EVERY winter, Delhi wakes up to the same grim reality. Schools close, construction stops, vehicles are banned, and emergency meetings are convened as the Air Quality Index slips from “very poor” to “severe” and beyond. Masks return, lungs suffer, and the city braces for another season of toxic air. Yet when the smog lifts, so does our collective urgency. This annual cycle reveals a deeper problem that Delhi continues to treat air pollution as a short-term emergency rather than a long-term governance and public health challenge.

Our recent work at TERI shows that annual average PM2.5 concentrations in Delhi routinely exceed national standards by nearly three times, with citywide annual averages violating the annual standard of 40 µg/m³ by about three times. Winter concentrations are far worse, with repeated “severe” and “severe plus” AQI days every year. TERI’s analysis for 2019 indicates that transport (23%), industries including power plants (23%) and biomass burning (14%) are the dominant contributors to winter-time PM 2.5 concentrations in Delhi, with road and construction dust remaining important contributors to overall PM 2.5 emissions. Even when emergency measures are enforced, the resulting reduction in pollution levels is marginal and temporary. The air improves briefly, only to deteriorate again because the underlying drivers remain unchanged.

The Graded Response Action Plan (GRAP) was conceived as an emergency response mechanism and it functions within those limits. It is activated after pollution levels have crossed the harmful thresholds.

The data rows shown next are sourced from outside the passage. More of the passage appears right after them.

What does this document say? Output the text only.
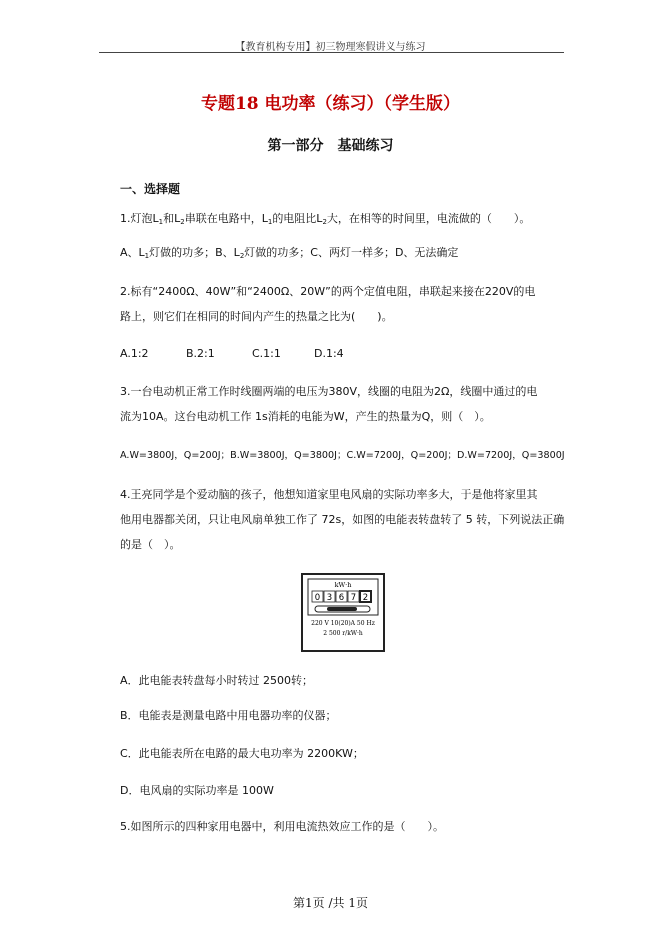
【教育机构专用】初三物理寒假讲义与练习
专题18 电功率（练习）（学生版）
第一部分　基础练习
一、选择题
1.灯泡$L_1$和$L_2$串联在电路中，$L_1$的电阻比$L_2$大，在相等的时间里，电流做的（　　）。
A、$L_1$灯做的功多；B、$L_2$灯做的功多；C、两灯一样多；D、无法确定
2.标有“2400Ω、40W”和“2400Ω、20W”的两个定值电阻，串联起来接在220V的电
路上，则它们在相同的时间内产生的热量之比为(　　)。
A.1:2	B.2:1	C.1:1	D.1:4
3.一台电动机正常工作时线圈两端的电压为380V，线圈的电阻为2Ω，线圈中通过的电
流为10A。这台电动机工作 1s消耗的电能为W，产生的热量为Q，则（　）。
A.W=3800J，Q=200J；B.W=3800J，Q=3800J；C.W=7200J，Q=200J；D.W=7200J，Q=3800J
4.王亮同学是个爱动脑的孩子，他想知道家里电风扇的实际功率多大，于是他将家里其
他用电器都关闭，只让电风扇单独工作了 72s，如图的电能表转盘转了 5 转，下列说法正确
的是（　）。
kW·h
0 3 6 7 2
220 V 10(20)A 50 Hz
2 500 r/kW·h
A．此电能表转盘每小时转过 2500转；
B．电能表是测量电路中用电器功率的仪器；
C．此电能表所在电路的最大电功率为 2200KW；
D．电风扇的实际功率是 100W
5.如图所示的四种家用电器中，利用电流热效应工作的是（　　）。
第1页 /共 1页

Even after accounting for the control measures under a business-as-usual (BAU) scenario, winter PM2.5 concentrations in Delhi are projected to decline by only about 9-28% between 2019 and 2030, and yet remain extremely high, around 129-164 µg/m³, more than double the daily national standard.

Air quality considerations should be embedded into routine decision-making across transport, infrastructure, energy systems, waste management, land use planning and public health through the year.

Delhi lies within a larger airshed, encompassing multiple urban, industrial and agricultural regions across the NCR. Within Delhi, transport dominated by two- and three-wheelers accounts for over 40% of PM2.5 emissions, followed by road dust (21%) and construction (11%). In the wider NCR, industries (40%), agricultural residue burning (15%), residential biomass use (14%) and heavy-duty transport dominate the emissions. These emissions are transported into Delhi. The degradation of the Aravalli range further increases dust transport into the NCR.

Stubble burning contributes to episodic peaks, but is not the dominant driver of Delhi’s year-round exposure. Overemphasis on it risks obscuring the role of chronic urban and peri-urban sources. Effective mitigation, therefore, requires coordinated planning across Delhi and the NCR using the airshed-based approach.

Electrification of transport has rightly received policy attention. The benefits of cleaner vehicles are undermined by severe congestion and poor traffic management, which increase vehicle idling, fuel consumption and real-world emissions. Unregulated growth of last-mile transport, particularly e-rickshaws, has created congestion choke points across the city. Despite a shift towards e-buses, weak route optimisation, poor last-mile integration and unreliable service limit the shift away from private vehicles. Without demand management, congestion pricing and investment in high-capacity public transport, electrification alone will not deliver meaningful gains.

Road dust and construction dust are among the most underestimated contributors to PM2.5, particularly outside winter. Poor road quality, potholes, repeated utility digging and uncoordinated reconstruction generate loose material. Manual sweeping, still widely practised, often re-suspends fine dust into the breathing zone, increasing exposure for sanitation workers, pedestrians and commuters; this also reflects a governance gap where agencies like the PWD are assessed primarily on construction timelines rather than environmental performance indicators. Vacuum-assisted mechanised sweeping, wall-to-wall paving and strict construction dust controls are among the most cost-effective interventions. But they remain under-implemented.

Waste burning persists due to weak source segregation and enforcement. Residential biomass use continues in informal settlements. Numerous small and unregistered industries operate with limited oversight.

Perhaps the most striking gap is the limited integration of health considerations into policy design and response mechanisms. Air pollution is associated with respiratory illness, cardiovascular disease, stroke, chronic obstructive pulmonary disease, lung cancer, adverse pregnancy outcomes, impaired cognitive development in children, metabolic disorders and worsening of non-communicable diseases. Initiatives like dedicated chest clinics in government hospitals are important, but they address acute respiratory episodes rather than the broader spectrum of long-term pollution-related health impacts. Integrated surveillance, prevention and chronic disease management are needed. Surveillance systems that link air quality data with health outcomes, develop city-specific exposure-response functions and move towards health-based thresholds for action are needed.

These interventions are also economically justified, with long-term health and productivity benefits outweighing implementation costs. Delhi does not lack policy frameworks. What is insufficient is adequate financing, balanced sectoral allocation, inter-agency coordination and a long-term urban planning vision that places health at the centre of air quality governance. Improving air quality requires moving beyond seasonal responses towards everyday governance, where clean air is treated as a routine public good rather than an episodic crisis.